2. But on the second question their Lordships are clearly of opinion that the Supreme Court are right. The matter can be disposed of by reference to two sections of the Land (Settlement of Title) Ordinance, 1928/1939, under which a new register of title was opened.
S. 43. Save as provided in this ordinance, the registration of land in the new register shall invalidate any right conflicting with such registration.
S. 66. After the completion of the settlement, rectification of the Register may be ordered by the Land Court, subject to the law as to limitation of actions, either by annulling the registration or in such other manner as the Court thinks fit where the Court is satisfied that the registration of any person in respect of any right to land has been obtained by fraud or that a right recorded in the existing registers has been omitted or incorrectly set out in the register, provided that where a person has since the settlement acquired land in good faith and for value from a registered owner the Court shall not order a rectification of the register.
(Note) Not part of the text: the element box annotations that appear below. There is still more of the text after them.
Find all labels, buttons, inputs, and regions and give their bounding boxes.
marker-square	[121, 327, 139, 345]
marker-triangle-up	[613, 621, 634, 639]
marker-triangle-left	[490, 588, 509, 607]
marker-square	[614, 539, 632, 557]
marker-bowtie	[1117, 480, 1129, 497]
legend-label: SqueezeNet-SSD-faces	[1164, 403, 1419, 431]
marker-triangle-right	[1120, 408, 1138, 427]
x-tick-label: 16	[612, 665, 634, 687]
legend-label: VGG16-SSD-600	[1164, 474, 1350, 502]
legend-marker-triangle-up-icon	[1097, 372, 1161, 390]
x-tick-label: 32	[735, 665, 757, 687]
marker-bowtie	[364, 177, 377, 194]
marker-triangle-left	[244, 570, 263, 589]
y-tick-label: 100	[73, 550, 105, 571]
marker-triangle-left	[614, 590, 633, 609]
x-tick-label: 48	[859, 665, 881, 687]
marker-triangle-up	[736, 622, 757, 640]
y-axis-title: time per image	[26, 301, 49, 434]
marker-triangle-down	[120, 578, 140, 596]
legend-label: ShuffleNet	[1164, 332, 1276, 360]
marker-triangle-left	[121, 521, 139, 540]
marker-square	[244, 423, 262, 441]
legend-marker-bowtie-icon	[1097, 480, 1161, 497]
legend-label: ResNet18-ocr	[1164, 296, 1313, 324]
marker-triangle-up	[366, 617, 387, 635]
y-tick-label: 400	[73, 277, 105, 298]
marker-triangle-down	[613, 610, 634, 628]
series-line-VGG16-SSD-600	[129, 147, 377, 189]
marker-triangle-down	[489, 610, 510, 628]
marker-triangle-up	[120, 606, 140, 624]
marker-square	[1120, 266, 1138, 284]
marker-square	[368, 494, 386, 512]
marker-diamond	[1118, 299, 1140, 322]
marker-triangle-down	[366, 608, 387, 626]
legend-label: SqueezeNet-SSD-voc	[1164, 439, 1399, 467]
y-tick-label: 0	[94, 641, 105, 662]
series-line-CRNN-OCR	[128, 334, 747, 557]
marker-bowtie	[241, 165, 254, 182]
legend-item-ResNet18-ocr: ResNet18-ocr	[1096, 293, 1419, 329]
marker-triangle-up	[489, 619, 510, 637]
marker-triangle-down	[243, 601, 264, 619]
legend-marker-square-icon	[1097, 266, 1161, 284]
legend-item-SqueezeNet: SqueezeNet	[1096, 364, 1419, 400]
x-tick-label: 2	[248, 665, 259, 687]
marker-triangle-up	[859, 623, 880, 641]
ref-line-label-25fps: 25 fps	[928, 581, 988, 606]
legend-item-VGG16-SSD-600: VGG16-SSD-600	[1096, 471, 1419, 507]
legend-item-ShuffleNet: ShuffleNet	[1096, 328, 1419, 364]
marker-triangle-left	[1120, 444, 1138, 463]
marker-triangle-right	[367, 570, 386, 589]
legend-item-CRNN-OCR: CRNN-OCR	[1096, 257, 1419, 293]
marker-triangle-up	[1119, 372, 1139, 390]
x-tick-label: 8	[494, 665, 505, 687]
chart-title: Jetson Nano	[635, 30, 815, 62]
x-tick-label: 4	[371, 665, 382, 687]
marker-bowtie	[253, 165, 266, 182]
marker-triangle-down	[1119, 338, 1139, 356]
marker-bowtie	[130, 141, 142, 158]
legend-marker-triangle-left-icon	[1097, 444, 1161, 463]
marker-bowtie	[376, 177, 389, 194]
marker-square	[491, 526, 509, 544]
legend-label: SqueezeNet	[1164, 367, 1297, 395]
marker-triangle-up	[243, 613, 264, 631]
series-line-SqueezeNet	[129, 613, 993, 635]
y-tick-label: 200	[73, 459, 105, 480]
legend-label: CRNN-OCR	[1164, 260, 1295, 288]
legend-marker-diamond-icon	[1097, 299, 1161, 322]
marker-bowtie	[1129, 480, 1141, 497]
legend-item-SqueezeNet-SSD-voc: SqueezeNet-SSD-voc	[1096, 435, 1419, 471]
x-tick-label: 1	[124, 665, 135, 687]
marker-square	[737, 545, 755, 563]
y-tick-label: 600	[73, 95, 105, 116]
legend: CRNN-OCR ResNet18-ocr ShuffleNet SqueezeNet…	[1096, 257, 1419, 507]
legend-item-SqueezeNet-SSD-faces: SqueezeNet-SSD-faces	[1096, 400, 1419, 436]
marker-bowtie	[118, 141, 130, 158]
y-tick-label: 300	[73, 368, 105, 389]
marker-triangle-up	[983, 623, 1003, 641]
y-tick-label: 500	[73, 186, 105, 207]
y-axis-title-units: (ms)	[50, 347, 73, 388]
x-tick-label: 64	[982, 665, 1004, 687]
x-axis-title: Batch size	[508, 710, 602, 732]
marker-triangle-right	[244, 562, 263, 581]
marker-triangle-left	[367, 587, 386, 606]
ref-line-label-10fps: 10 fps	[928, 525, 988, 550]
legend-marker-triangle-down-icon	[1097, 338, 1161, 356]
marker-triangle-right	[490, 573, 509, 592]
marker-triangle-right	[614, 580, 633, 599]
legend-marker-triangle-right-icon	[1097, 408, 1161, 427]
The argument of the plaintiffs was shortly : " Our title is on the existing register; that constitutes a presumption in our favour; our title was "omitted" from the new register, therefore there is a presumption in favour of our right to rectification." It can only be said that so to hold would be to eliminate for practical purposes the effect of S. 43, which, as in most provisions for the registration of title, is the keystone of the whole structure. Until the register is rectified the old title fails; and the register can only be rectified by showing that the entries on it are wrongly on it by fraud or mistake. "Omitted" in S. 66 means wrongly omitted, and the onus is quite plainly upon the party seeking rectification to show that the entry which is prima facie right ought not to be there. In the result the Land Court were wrong in placing the onus on the defendant, who was entitled to rely on his registered title until displaced. The only possible remedy appears to be the new trial ordered by the Supreme Court. The decision of the Judges of the Land Court was obviously vitiated by their misdirection of themselves as regards onus, and in view of the fact that there is only an appeal on a question of law and that the determination of the dispute appears to involve questions of fact as well as law, no other decision could be adopted. It is, of course, unfortunate that several days of the former trial should prove wasted. Possibly the parties may succeed in arranging that some at least of the evidence already given should be read at the new trial. But in any case a new trial appears inevitable. For the above reasons their Lordships will humbly advise His Majesty that the appeal be dismissed. The appellants must pay the costs of the appeal to His Majesty in Council.